This paper describes a Real Options evaluation of a real-world farmout opportunity in case history format. The Real Options evaluation utilizes exotic options (standard barrier option and cash-or-nothing binary options) borrowed from the financial community and adapted for use in Oil and Gas economic valuations. A Delineate/FO option is constructed to address the question of whether a marginal discovery should be farmed out immediately or be delineated and then farmed out if hurdle reserves are not achieved.
The result of the evaluation is that the marginal discovery should be delineated. The option value associated with the upside reserves potential and the ability to farmout the project should the upside not be realized more than offsets the cost of the option (cost of the delineation program). Hence, delineating and maintaining the option to farmout later enhances total project value. The real options approach to valuing the project is also contrasted with a conventional DCF valuation that gives little insight on the farmout question.
Since the mid 1980's Real Options (RO) analysis has made considerable inroads in economic valuations of oil and gas projects. The RO techniques employed range from the Black and Scholes1,2 equation on the simple end of the spectrum to binomial lattice, dynamic-programming techniques on the complex end. Black and Scholes based techniques are attractive because they are easy to implement but often require an oversimplification of the problem at hand. The results often overvalue the project and are not credible due to the oversimplifications required. At the complex end of the spectrum we have binomial lattice, dynamic-programming approaches. These techniques allow one to more realistically match the real world decision making process but are complicated to implement and require specialized knowledge and expertise.
This paper presents a middle ground approach to RO valuations. Through the use of a case study based on a real project valuation, the paper illustrates a process through which one can utilize exotic real options3 to construct valuations that more accurately reflect the real world decisions commonly undertaken in the industry. The case study analyzes a farmout decision for a marginal discovery. The approach presented here is attractive because it is little more complicated than using the Black and Scholes equation. Off-the-shelf solutions to most exotic options are available in the public domain (Ref. 3).
What are exotic options? The financial community has used exotic options for years to value complex option and derivative investment vehicles. Exotic options are often closely tied to the Black and Scholes theory because they often satisfy the same partial differential equation. They differ from the Black and Scholes solution in that they satisfy different boundary conditions. Barriers are a common attribute of most exotic options. The farmout valuation utilizes two types of exotic options, a standard barrier option and a ladder option constructed from cash-or-nothing binary options.
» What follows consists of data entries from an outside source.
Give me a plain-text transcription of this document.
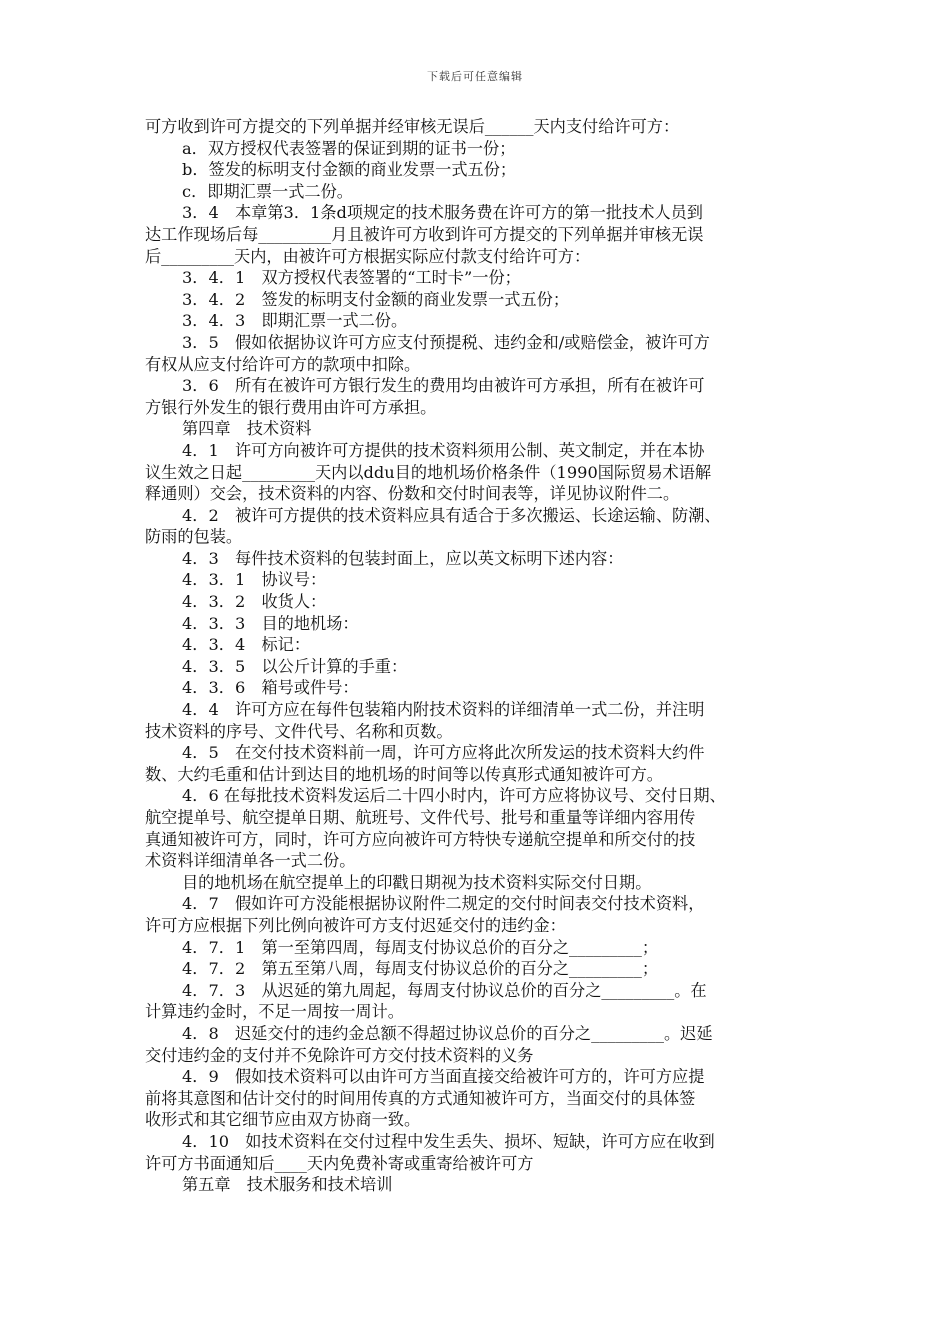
下载后可任意编辑
可方收到许可方提交的下列单据并经审核无误后______天内支付给许可方：
a．双方授权代表签署的保证到期的证书一份；
b．签发的标明支付金额的商业发票一式五份；
c．即期汇票一式二份。
3．4　本章第3．1条d项规定的技术服务费在许可方的第一批技术人员到
达工作现场后每_________月且被许可方收到许可方提交的下列单据并审核无误
后_________天内，由被许可方根据实际应付款支付给许可方：
3．4．1　双方授权代表签署的“工时卡”一份；
3．4．2　签发的标明支付金额的商业发票一式五份；
3．4．3　即期汇票一式二份。
3．5　假如依据协议许可方应支付预提税、违约金和/或赔偿金，被许可方
有权从应支付给许可方的款项中扣除。
3．6　所有在被许可方银行发生的费用均由被许可方承担，所有在被许可
方银行外发生的银行费用由许可方承担。
第四章　技术资料
4．1　许可方向被许可方提供的技术资料须用公制、英文制定，并在本协
议生效之日起_________天内以ddu目的地机场价格条件（1990国际贸易术语解
释通则）交会，技术资料的内容、份数和交付时间表等，详见协议附件二。
4．2　被许可方提供的技术资料应具有适合于多次搬运、长途运输、防潮、
防雨的包装。
4．3　每件技术资料的包装封面上，应以英文标明下述内容：
4．3．1　协议号：
4．3．2　收货人：
4．3．3　目的地机场：
4．3．4　标记：
4．3．5　以公斤计算的手重：
4．3．6　箱号或件号：
4．4　许可方应在每件包装箱内附技术资料的详细清单一式二份，并注明
技术资料的序号、文件代号、名称和页数。
4．5　在交付技术资料前一周，许可方应将此次所发运的技术资料大约件
数、大约毛重和估计到达目的地机场的时间等以传真形式通知被许可方。
4．6 在每批技术资料发运后二十四小时内，许可方应将协议号、交付日期、
航空提单号、航空提单日期、航班号、文件代号、批号和重量等详细内容用传
真通知被许可方，同时，许可方应向被许可方特快专递航空提单和所交付的技
术资料详细清单各一式二份。
目的地机场在航空提单上的印戳日期视为技术资料实际交付日期。
4．7　假如许可方没能根据协议附件二规定的交付时间表交付技术资料，
许可方应根据下列比例向被许可方支付迟延交付的违约金：
4．7．1　第一至第四周，每周支付协议总价的百分之_________；
4．7．2　第五至第八周，每周支付协议总价的百分之_________；
4．7．3　从迟延的第九周起，每周支付协议总价的百分之_________。在
计算违约金时，不足一周按一周计。
4．8　迟延交付的违约金总额不得超过协议总价的百分之_________。迟延
交付违约金的支付并不免除许可方交付技术资料的义务
4．9　假如技术资料可以由许可方当面直接交给被许可方的，许可方应提
前将其意图和估计交付的时间用传真的方式通知被许可方，当面交付的具体签
收形式和其它细节应由双方协商一致。
4．10　如技术资料在交付过程中发生丢失、损坏、短缺，许可方应在收到
许可方书面通知后____天内免费补寄或重寄给被许可方
第五章　技术服务和技术培训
These options are discussed in more detail later in the paper.
An exploratory well and two delineation wells have revealed a marginal oil field. The operator of the field is new to the area and existing oil production is adjacent to the discovered field. The expected reserves based on 3 wells are around 70 mmbo. The field is marginal with a mean NPV12 of around $3 MM. Based on internal hurdle constraints the operator requires at least 130 mmbo to proceed with development. The uncertainty associated with the reserves estimate is large and an upside case with reserves 130 mmbo is within the realm of possibility. The bulk of the uncertainty is associated with the areal extent of the reserves.